The Juddmonte boiled down to a match race between unbeaten Paddington and the Gosden runner, Mostahdef. The first-named was sent off 4-6 favourite in the hands of Ryan Moore with Frankie Dettori piloting 3-1 chance, Mostahdef.
Driving to the track with my daughter Kim, I said “I’ve got this feeling that Paddington isn’t near Frankel or Baaeed (both of whom I was lucky enough to see win) and I’m not sure how good Mostahdaf is either. One may fluff its lines so the exacta with Hollie Doyle to run second on Nashwa is the way to go.”
At the tote window I asked for an exacta only to be told “World Pool day, sir, no exactas. I can give you a trifecta.”
So the bet taken was Mostahdaf to beat Nashwa and Paddington and Paddington to beat Nashwa and Mostahdaf. The former paid 22 pounds – not a bad return for a four-runner field.
It is now well documented that the large Yorkshire crowd – seeing Frankie Dettori ride at his last Ebor meeting – witnessed a tactical masterclass from the Italian who rode his first York International winner in 1996.

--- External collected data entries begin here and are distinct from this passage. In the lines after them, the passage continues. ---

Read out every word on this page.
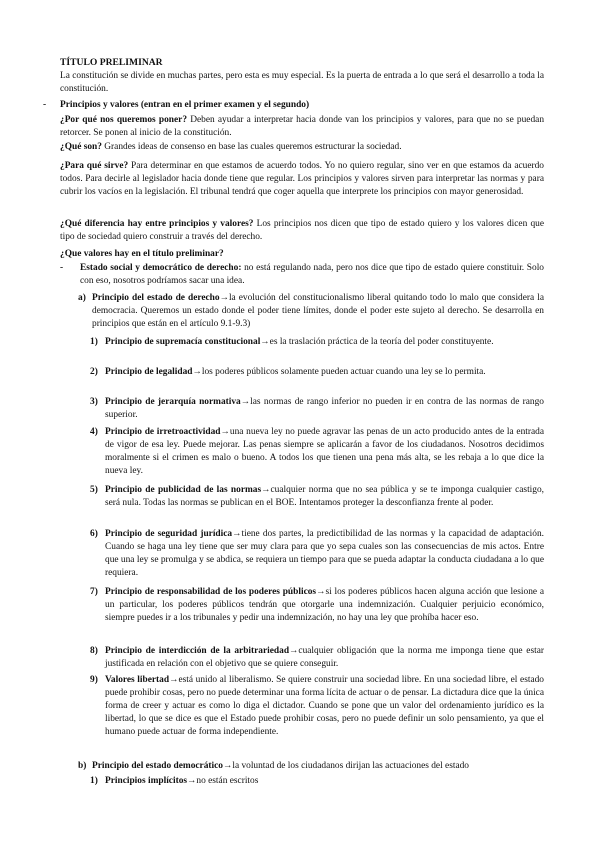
TÍTULO PRELIMINAR
La constitución se divide en muchas partes, pero esta es muy especial. Es la puerta de entrada a lo que será el desarrollo a toda la constitución.
- Principios y valores (entran en el primer examen y el segundo)
¿Por qué nos queremos poner? Deben ayudar a interpretar hacia donde van los principios y valores, para que no se puedan retorcer. Se ponen al inicio de la constitución.
¿Qué son? Grandes ideas de consenso en base las cuales queremos estructurar la sociedad.
¿Para qué sirve? Para determinar en que estamos de acuerdo todos. Yo no quiero regular, sino ver en que estamos da acuerdo todos. Para decirle al legislador hacia donde tiene que regular. Los principios y valores sirven para interpretar las normas y para cubrir los vacíos en la legislación. El tribunal tendrá que coger aquella que interprete los principios con mayor generosidad.
¿Qué diferencia hay entre principios y valores? Los principios nos dicen que tipo de estado quiero y los valores dicen que tipo de sociedad quiero construir a través del derecho.
¿Que valores hay en el título preliminar?
- Estado social y democrático de derecho: no está regulando nada, pero nos dice que tipo de estado quiere constituir. Solo con eso, nosotros podríamos sacar una idea.
a) Principio del estado de derecho→la evolución del constitucionalismo liberal quitando todo lo malo que considera la democracia. Queremos un estado donde el poder tiene límites, donde el poder este sujeto al derecho. Se desarrolla en principios que están en el artículo 9.1-9.3)
1) Principio de supremacía constitucional→es la traslación práctica de la teoría del poder constituyente.
2) Principio de legalidad→los poderes públicos solamente pueden actuar cuando una ley se lo permita.
3) Principio de jerarquía normativa→las normas de rango inferior no pueden ir en contra de las normas de rango superior.
4) Principio de irretroactividad→una nueva ley no puede agravar las penas de un acto producido antes de la entrada de vigor de esa ley. Puede mejorar. Las penas siempre se aplicarán a favor de los ciudadanos. Nosotros decidimos moralmente si el crimen es malo o bueno. A todos los que tienen una pena más alta, se les rebaja a lo que dice la nueva ley.
5) Principio de publicidad de las normas→cualquier norma que no sea pública y se te imponga cualquier castigo, será nula. Todas las normas se publican en el BOE. Intentamos proteger la desconfianza frente al poder.
6) Principio de seguridad jurídica→tiene dos partes, la predictibilidad de las normas y la capacidad de adaptación. Cuando se haga una ley tiene que ser muy clara para que yo sepa cuales son las consecuencias de mis actos. Entre que una ley se promulga y se abdica, se requiera un tiempo para que se pueda adaptar la conducta ciudadana a lo que requiera.
7) Principio de responsabilidad de los poderes públicos→si los poderes públicos hacen alguna acción que lesione a un particular, los poderes públicos tendrán que otorgarle una indemnización. Cualquier perjuicio económico, siempre puedes ir a los tribunales y pedir una indemnización, no hay una ley que prohíba hacer eso.
8) Principio de interdicción de la arbitrariedad→cualquier obligación que la norma me imponga tiene que estar justificada en relación con el objetivo que se quiere conseguir.
9) Valores libertad→está unido al liberalismo. Se quiere construir una sociedad libre. En una sociedad libre, el estado puede prohibir cosas, pero no puede determinar una forma lícita de actuar o de pensar. La dictadura dice que la única forma de creer y actuar es como lo diga el dictador. Cuando se pone que un valor del ordenamiento jurídico es la libertad, lo que se dice es que el Estado puede prohibir cosas, pero no puede definir un solo pensamiento, ya que el humano puede actuar de forma independiente.
b) Principio del estado democrático→la voluntad de los ciudadanos dirijan las actuaciones del estado
1) Principios implícitos→no están escritos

“We realized if we had any chance of beating Paddington we had to take the game to him rather than let him have his own way in front,” said Shadwell’s racing manager, Angus Gold, after the race.
When Frankie paraded Mostahdaf in front of the stands, he got the sort of reception mainly reserved for music stars. They know their racing in the north and realized they had witnessed a top performance from the world’s best-known jockey.
“It is my last Ebor meeting and it’s amazing to win six internationals and beat Lester Piggott’s record,” commented Frankie who did his usual flying dismount in the winners enclosure.
Aidan O’Brien felt he might have “pulled the elastic band too long” suggesting Paddington hadn’t been given enough time to recover after his Goodwood win.
The Frankie Dettori show rolled out of town on Saturday night after the Ebor which was won for a second year running by the Italian – will we ever see his like again?
It’s been interesting following the Equus awards saga regarding the Middle Distance Horse award where the case for See It Again has been put quite clearly to everyone by racing journo and Turf Talk editor, David Thiselton.
The latter pointed out that respected racing analyst Karel Miedema had rated See It Again’s second in the Hollywoodbets Durban July as “the best performance by any horse over any distance of the whole season.”
Thiselton’s view was that the decision to give the award to Winchester Mansion was “palpably wrong in the minds of just about everyone in the racing industry.”
So what’s the solution? First I would scrap the public vote in the awards – Joe Public knows who won the July but probably knows more about soccer and rugby than racing.
As far as the panel is concerned, it would certainly be nice to know who voted for Winchester Mansion. That is unlikely to be revealed but it may be time to ring the changes rather than have the same names on the panel every year.
Two gentlemen of huge standing I would like to see on the panel are Gary Player and retired top trainer, Mike Bass. I would put my money on them getting it right.